Pero, ¿son esos los verdaderos propósitos de Monica? El único punto que alegra a Helen es que, al menos, la triste reclusa ha aceptado el tratamiento de ansiolíticos, lo cual puede ayudar a la cura de la grave depresión que padece. Una de las guardianas acude a su celda para administrarle la dosis prescrita; Monica toma las pastillas y un traguito de agua para ayudarse a tragarlas. Todo parece ir bien…hasta que se da la vuelta…extrae las tabletas de su boca y….las esconde hábilmente en un tubo de dentífrico en el que tiene pastillas almacenadas como para un ejército. La sospecha comienza a hacerse sólida: Monica guarda la medicación para tomársela toda de una vez y acabar con su vida.

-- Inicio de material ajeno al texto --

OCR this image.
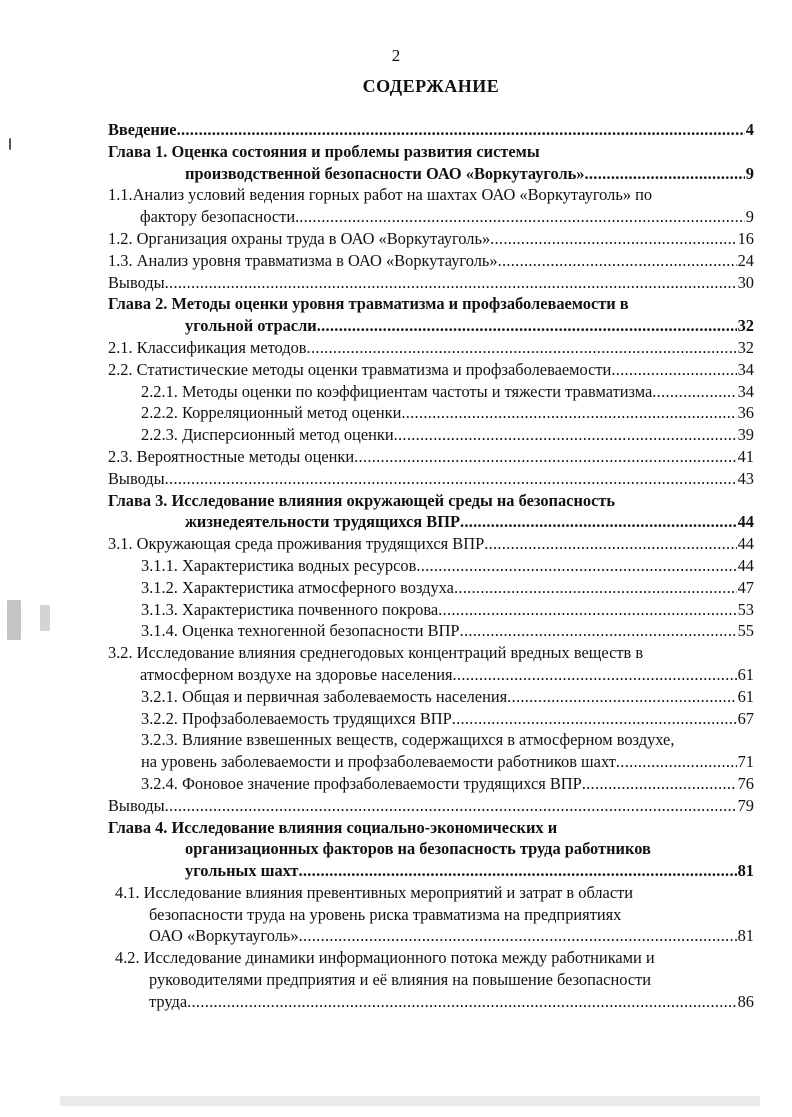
2
СОДЕРЖАНИЕ
Введение .....	4
Глава 1. Оценка состояния и проблемы развития системы
производственной безопасности ОАО «Воркутауголь» .....	9
1.1.Анализ условий ведения горных работ на шахтах ОАО «Воркутауголь» по
фактору безопасности. .....	9
1.2. Организация охраны труда в ОАО «Воркутауголь» .....	16
1.3. Анализ уровня травматизма в ОАО «Воркутауголь» .....	24
Выводы .....	30
Глава 2. Методы оценки уровня травматизма и профзаболеваемости в
угольной отрасли .....	32
2.1. Классификация методов .....	32
2.2. Статистические методы оценки травматизма и профзаболеваемости .....	34
2.2.1. Методы оценки по коэффициентам частоты и тяжести травматизма .....	34
2.2.2. Корреляционный метод оценки .....	36
2.2.3. Дисперсионный метод оценки .....	39
2.3. Вероятностные методы оценки .....	41
Выводы .....	43
Глава 3. Исследование влияния окружающей среды на безопасность
жизнедеятельности трудящихся ВПР .....	44
3.1. Окружающая среда проживания трудящихся ВПР .....	44
3.1.1. Характеристика водных ресурсов .....	44
3.1.2. Характеристика атмосферного воздуха .....	47
3.1.3. Характеристика почвенного покрова .....	53
3.1.4. Оценка техногенной безопасности ВПР .....	55
3.2. Исследование влияния среднегодовых концентраций вредных веществ в
атмосферном воздухе на здоровье населения .....	61
3.2.1. Общая и первичная заболеваемость населения .....	61
3.2.2. Профзаболеваемость трудящихся ВПР .....	67
3.2.3. Влияние взвешенных веществ, содержащихся в атмосферном воздухе,
на уровень заболеваемости и профзаболеваемости работников шахт .....	71
3.2.4. Фоновое значение профзаболеваемости трудящихся ВПР .....	76
Выводы .....	79
Глава 4. Исследование влияния социально-экономических и
организационных факторов на безопасность труда работников
угольных шахт .....	81
4.1. Исследование влияния превентивных мероприятий и затрат в области
безопасности труда на уровень риска травматизма на предприятиях
ОАО «Воркутауголь» .....	81
4.2. Исследование динамики информационного потока между работниками и
руководителями предприятия и её влияния на повышение безопасности
труда .....	86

En el crítico momento en que Monica está escondiendo la mercancía, se presenta Nikki en su celda para intentar cumplir con lo que le prometió a la gobernadora: hablar de la archifamosa apelación. Monica trata de ocultar lo que estaba haciendo y deja el cuerpo del delito metido en el lavabo. Con su cuerpo, tapa la pila, y así Nikki no puede ver su contenido. Wade habla y habla, y en un momento dado dice que tiene ganas de un vaso de agua. ¡Peligro! Si Nikki se acerca al grifo, seguro que ve el tubo con todas las pastillas insertadas dentro. Monica reacciona rápidamente, dándole la razón como a los tontos y prometiendo que seguirá adelante con sus asuntos procesales. Cualquier cosa con tal de librarse de la presencia de su amiga. Nikki abandona la celda muy contenta porque cree que ha conseguido su propósito, la muy ilusa.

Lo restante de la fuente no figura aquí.